Rose's Luxury in Washington, D.C. Photo: Olivier Douliery/AFP/Getty Images
Washington, D.C.'s city council is preparing to vote on a bill to repeal an initiative that requires businesses to pay tipped workers minimum wage, reports the Washington Post.
Why it matters: Supporters of Initiative 77, which is scheduled to go into effect in October, say workers often don't make enough in tips to earn minimum wage. Critics say the law would raise labor costs and ultimately lead to fewer jobs.
The backdrop: Businesses in Washington are currently allowed to pay restaurant workers as little as $3.89 per hour, as long as they make up the difference between tips and minimum wage — which currently sits at $13.25 but will reach $15 by 2020. The new law, which was approved via ballot initiative in June, outlaws the practice of paying tipped workers a lower wage.
- According to Vox, tipped servers in D.C. barely make above minimum wage and are twice as likely to live in poverty than the rest of the city's workers.
- The limited research that has been done on the effects of raising tipped minimum wage varies in its findings. Overall, businesses end up paying a greater percentage of their workers' wages — with that added cost often passed onto consumers in the form of higher menu prices.

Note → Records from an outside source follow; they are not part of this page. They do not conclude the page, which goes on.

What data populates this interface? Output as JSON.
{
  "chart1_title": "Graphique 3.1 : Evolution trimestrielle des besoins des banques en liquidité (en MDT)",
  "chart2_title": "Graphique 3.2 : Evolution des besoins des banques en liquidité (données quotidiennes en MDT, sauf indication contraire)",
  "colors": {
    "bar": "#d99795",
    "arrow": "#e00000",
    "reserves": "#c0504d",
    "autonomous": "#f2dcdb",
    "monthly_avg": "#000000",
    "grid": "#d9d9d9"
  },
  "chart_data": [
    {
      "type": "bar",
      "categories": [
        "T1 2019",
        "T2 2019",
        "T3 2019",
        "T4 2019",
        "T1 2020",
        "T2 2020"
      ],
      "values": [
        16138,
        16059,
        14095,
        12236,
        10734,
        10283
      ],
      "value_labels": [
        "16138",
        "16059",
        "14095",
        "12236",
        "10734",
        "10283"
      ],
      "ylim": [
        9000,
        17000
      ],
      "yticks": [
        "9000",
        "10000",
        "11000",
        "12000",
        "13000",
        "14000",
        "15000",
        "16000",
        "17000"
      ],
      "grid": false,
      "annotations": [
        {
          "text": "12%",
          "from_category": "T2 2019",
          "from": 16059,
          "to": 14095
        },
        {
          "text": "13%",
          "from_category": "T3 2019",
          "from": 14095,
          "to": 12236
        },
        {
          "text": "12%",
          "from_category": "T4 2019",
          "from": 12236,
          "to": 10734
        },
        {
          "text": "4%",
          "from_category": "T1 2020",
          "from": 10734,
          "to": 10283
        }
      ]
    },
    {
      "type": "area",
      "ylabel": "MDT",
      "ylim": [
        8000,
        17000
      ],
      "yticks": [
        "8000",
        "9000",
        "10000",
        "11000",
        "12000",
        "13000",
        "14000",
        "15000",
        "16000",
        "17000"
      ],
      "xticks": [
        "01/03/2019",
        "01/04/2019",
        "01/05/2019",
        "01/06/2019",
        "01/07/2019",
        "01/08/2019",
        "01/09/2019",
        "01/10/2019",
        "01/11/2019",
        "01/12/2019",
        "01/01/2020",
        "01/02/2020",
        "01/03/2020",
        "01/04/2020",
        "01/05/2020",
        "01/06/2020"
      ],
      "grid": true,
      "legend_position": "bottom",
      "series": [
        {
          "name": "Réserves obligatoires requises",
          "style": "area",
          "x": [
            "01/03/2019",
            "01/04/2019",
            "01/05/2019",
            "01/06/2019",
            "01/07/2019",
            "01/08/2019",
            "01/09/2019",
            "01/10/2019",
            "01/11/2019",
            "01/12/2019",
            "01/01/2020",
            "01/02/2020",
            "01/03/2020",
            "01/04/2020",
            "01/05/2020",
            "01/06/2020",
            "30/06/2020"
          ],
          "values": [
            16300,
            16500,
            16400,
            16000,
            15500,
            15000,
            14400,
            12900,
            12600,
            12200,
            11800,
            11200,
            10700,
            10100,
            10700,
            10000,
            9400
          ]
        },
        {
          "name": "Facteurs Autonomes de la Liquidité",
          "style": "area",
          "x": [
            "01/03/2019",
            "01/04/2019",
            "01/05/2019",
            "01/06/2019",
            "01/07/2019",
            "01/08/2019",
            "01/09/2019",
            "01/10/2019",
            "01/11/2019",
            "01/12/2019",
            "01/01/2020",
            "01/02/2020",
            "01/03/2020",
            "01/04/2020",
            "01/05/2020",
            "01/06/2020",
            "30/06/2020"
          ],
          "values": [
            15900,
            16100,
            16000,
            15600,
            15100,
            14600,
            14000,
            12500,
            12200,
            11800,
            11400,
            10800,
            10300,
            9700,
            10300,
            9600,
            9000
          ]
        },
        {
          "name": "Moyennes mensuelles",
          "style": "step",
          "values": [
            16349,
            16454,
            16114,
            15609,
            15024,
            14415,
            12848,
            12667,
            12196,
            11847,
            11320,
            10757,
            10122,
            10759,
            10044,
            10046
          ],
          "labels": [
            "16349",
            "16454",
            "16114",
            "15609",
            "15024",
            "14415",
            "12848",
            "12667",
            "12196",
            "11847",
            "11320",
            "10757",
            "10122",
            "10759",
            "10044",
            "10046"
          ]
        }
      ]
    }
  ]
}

- In New York, where tipped minimum wage was raised from $5.00 to $7.50 in 2015, server wages increased by 6% with no negative impact on the number of restaurant jobs, per the Bureau of Labor Statistics.
- But in D.C., hundreds of servers, restaurant owners and others in the industry signed up to testify in favor of repealing the initiative, claiming it would force businesses to close and customers to stop tipping.
The big picture: There are currently seven states where it's illegal to pay a lower wage to tipped workers. Positive results in Washington, the first major city to pass such a law, could have bolstered the fight to slow income inequality in the U.S. But based on what council members said at a hearing Monday, it's looking increasingly likely that the experiment won't get a chance to take effect.